New India’s New Fictions
Anubha Yadav
EADING NEW INDIA: POST MILLENNIAL INDIAN FICTION IN ENGLISH by E. Dawson Varughese Bloomsbury, 2013, 187 pp., 799
September 2013, volume 37, No 9

Some years back, I found myself attending the farewell function of a sarkaari officer, a bureaucrat. The usual white-cloth covered chairs, the podium with a small shaky wood table, a vase of short stemmed officious looking desi roses and a red carpet on the stage. Like the tradition of speech delivery goes, the speeches started from the junior-most officers and slowly moved upwards, in peculiar babu English. The finale was to be delivered by the senior-most bureaucrat sitting right in the centre. Finally this last bureaucrat got the microphone. And he said, ‘Today, I am again reminded of those lines, Debakanta Barua’s lines, “India is Indira, Indira is India”.’ And he went ahead to explain how the bureaucrat, the woman retiring (her name also Indira) was indeed the Department itself.

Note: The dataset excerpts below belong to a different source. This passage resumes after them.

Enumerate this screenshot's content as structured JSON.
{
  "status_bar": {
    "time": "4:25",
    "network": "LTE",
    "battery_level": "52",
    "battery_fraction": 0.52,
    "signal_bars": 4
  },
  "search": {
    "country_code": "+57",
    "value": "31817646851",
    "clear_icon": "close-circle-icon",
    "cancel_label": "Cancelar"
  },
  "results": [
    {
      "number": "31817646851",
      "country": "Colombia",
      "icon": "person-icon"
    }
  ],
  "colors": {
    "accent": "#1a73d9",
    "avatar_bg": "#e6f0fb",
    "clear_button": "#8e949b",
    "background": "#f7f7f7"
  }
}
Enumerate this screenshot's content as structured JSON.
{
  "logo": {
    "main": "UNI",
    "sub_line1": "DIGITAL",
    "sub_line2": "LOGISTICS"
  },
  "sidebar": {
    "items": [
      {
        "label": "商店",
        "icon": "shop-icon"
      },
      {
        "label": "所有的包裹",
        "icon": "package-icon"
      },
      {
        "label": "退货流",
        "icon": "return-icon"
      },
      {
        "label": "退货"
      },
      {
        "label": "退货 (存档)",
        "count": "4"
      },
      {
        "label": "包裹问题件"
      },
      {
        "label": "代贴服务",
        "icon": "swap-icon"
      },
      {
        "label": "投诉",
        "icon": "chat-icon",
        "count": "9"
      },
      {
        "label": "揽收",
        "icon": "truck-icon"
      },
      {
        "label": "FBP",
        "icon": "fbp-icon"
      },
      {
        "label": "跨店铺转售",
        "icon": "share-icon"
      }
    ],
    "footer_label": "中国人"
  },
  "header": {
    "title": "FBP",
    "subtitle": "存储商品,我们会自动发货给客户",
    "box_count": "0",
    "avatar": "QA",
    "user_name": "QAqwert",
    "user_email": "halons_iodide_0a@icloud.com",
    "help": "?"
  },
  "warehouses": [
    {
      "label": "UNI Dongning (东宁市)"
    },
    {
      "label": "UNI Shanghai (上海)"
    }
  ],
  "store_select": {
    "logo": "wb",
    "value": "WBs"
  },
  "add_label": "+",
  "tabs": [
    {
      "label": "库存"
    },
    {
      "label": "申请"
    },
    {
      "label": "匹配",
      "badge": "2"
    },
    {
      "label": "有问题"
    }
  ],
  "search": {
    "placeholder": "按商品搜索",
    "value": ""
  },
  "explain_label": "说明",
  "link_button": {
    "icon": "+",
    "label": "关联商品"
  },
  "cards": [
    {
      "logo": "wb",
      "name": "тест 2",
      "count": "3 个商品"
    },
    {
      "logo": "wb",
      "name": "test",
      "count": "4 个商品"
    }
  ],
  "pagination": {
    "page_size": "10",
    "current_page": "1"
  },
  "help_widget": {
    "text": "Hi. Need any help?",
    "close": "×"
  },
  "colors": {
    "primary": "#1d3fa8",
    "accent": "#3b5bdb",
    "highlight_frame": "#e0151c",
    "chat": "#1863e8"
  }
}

He got a huge reception of claps from the audience. It would perhaps be an apt start for a post-emergency Indian-novel in English.

On one hand the anecdote in itself is peculiar to India, while on the other, words like ‘sarkaari’, ‘desi’ and ‘babu’ accentuate that ‘Indian-ness’. Daisy Rockewell in her paper: ‘The Shape of a Place: Translation and Cultural Marking in South Asian Fictions’ defines this practice of ‘cultural marking’ of a text to identify that text as ‘inhabiting a particular culture’. Varughese’s Reading New India dwells in detail on similar ideas: what are the mechanisms and preoccupations of ‘Indian Writing in English’ that uniquely qualify it as Indian writing in English? The book seeks to answer this critical question through a contemporary study of India and Indian literature in English in the context of their overlapping histories.